There were times when I came home crying and angry because my mom packed me 김밥 (gimbap) for lunch, best described as a Korean sushi roll. My classmates had made fun of me and I ended up eating it during recess, tears streaming down my face, with my teacher.
“I was never [embarrassed of your name],” my mom responded. “Because the name Ki Sun signifies our nationality … Pride. We’re Canadian, but we’re also Korean Canadian.”
WATCH | My choice to reclaim my Korean name:
My time in the North
The first time I really confronted my complicated feelings for my name was while living in Yellowknife.
I reported on several people’s journeys to reclaim their traditional Indigenous names.
“Our ancestors, they were born like that — so why can’t we be born with those names?” Denenize Basil told me in 2018. He had changed his first name legally from Jacob a few years earlier.
“It’s our birthright,” he said. “In ways, it helped me find myself.”
“[Pingo] wasn’t our grandparents [or] … our great-grandparents name. It was just something the government put on to our people,” Anna Pingo told me, after finding out her surname was supposed to be Pingersugerook or Pingasugruk, the spelling she believes is closest to the Inuvialuktun alphabet.
“I want to wake [my culture] up and to say this is who we are.”
After work, my mind wandered. I started reflecting on my name for the first time.
Why do I want to hide it so much? Am I not proud of my language or culture? Why do I want to conform to the “Canadian norm”? How did I become this way?
The people I met in the North are fighting to reclaim their traditional names; meanwhile, up until that point I had seriously contemplated changing mine legally to my anglicized name. I started to think about why and what my name meant to me.
My name is beautiful
Growing up Korean Canadian, I hate that I was made to feel less, or different, because of my skin colour, food, culture, mannerisms and first language. The racist incidents and microaggressions conditioned me to hide the only “Asian” part of me that I could: my name.
To me, Ki Sun symbolized just how different I was from everyone else. Priscilla, on the other hand, was a little more accepted here, I told myself.
But those were all lies.
“I don’t think it’s really important, what name you go by.
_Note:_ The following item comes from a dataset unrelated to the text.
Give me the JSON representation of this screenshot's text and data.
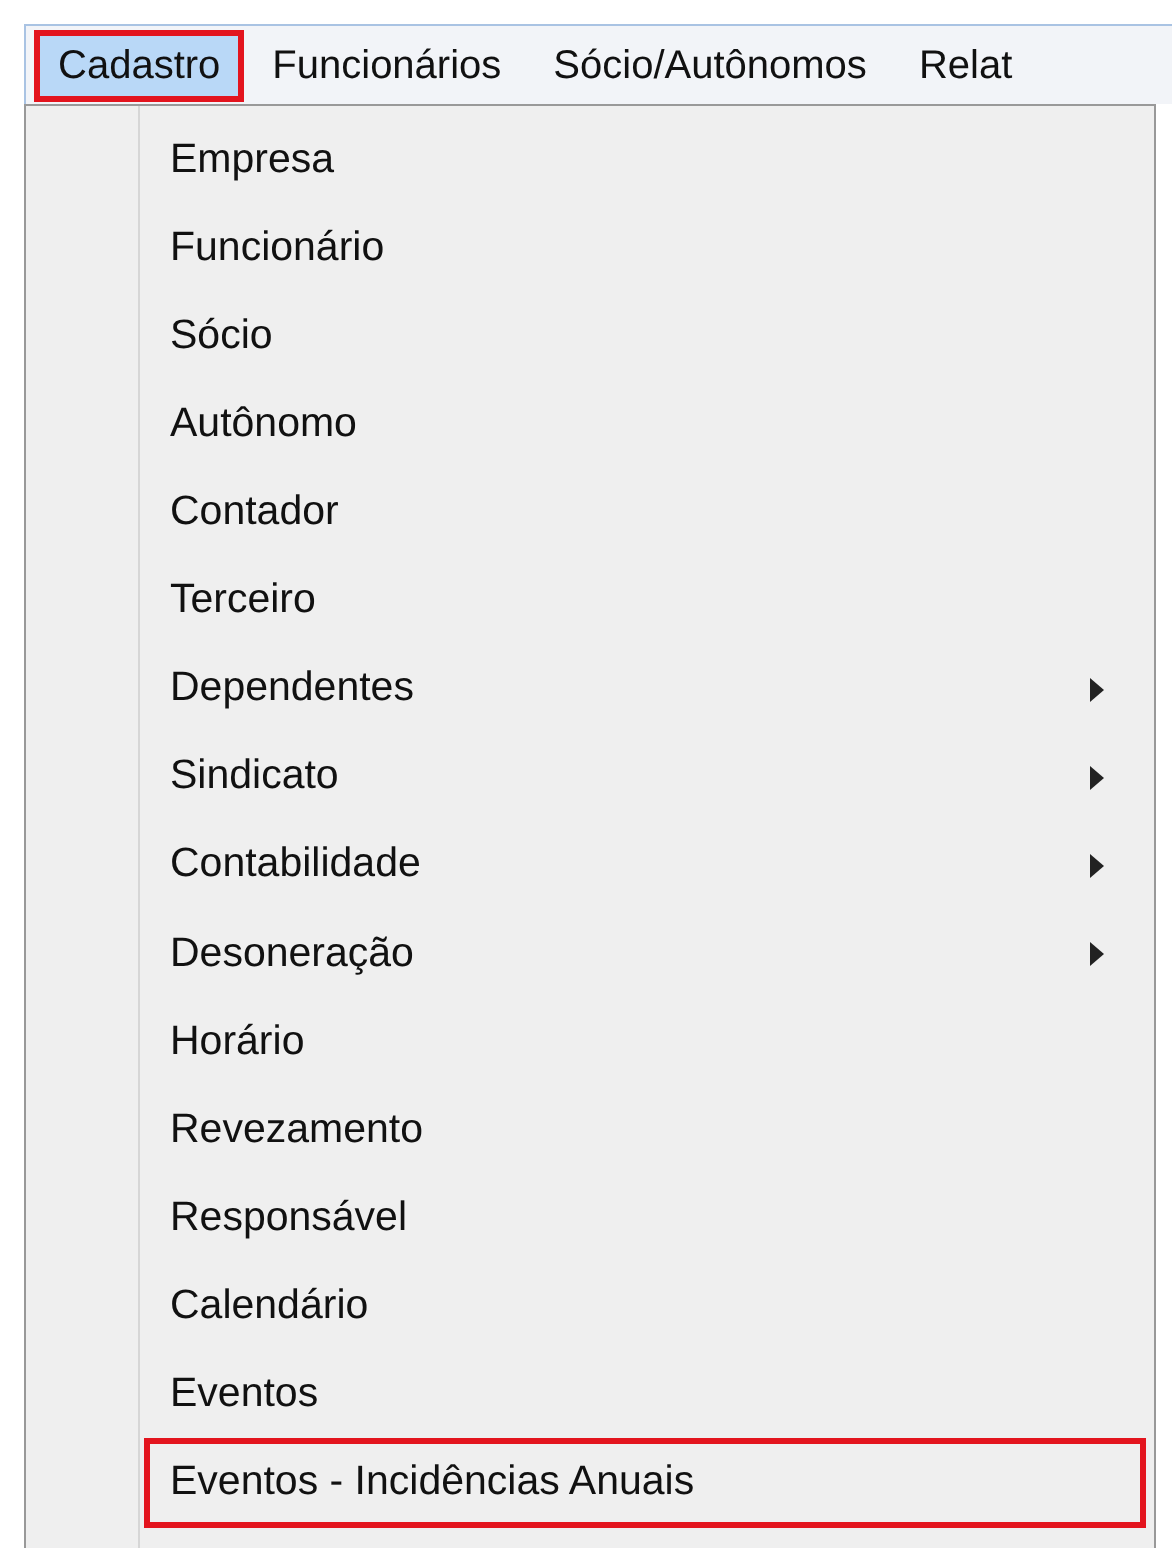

Because it’s you. You. Ki Sun and Priscilla, it’s you,” said my mom, laughing, at the end of our conversation.
It’s not easy to turn on a switch and erase decades of baggage attached to my name.
But thanks to those who showed me the power in reclaiming one’s identity and culture, I’m growing more and more courageous to also identify as Ki Sun.
It started small and it’s still a process and daily choice: I added my name to my personal social media accounts last year.
I am trying not to correct those, such as the bank teller and CRA agent, who call me by my legal name.
I’m sharing my name and story with more people in my life. Today, I am adding it to my byline.
My name is beautiful. Both my names are, actually.
Together they represent my journey as a Korean Canadian, grappling with her identity.
It took 30 years but I can finally say I’m proud to be 황기선.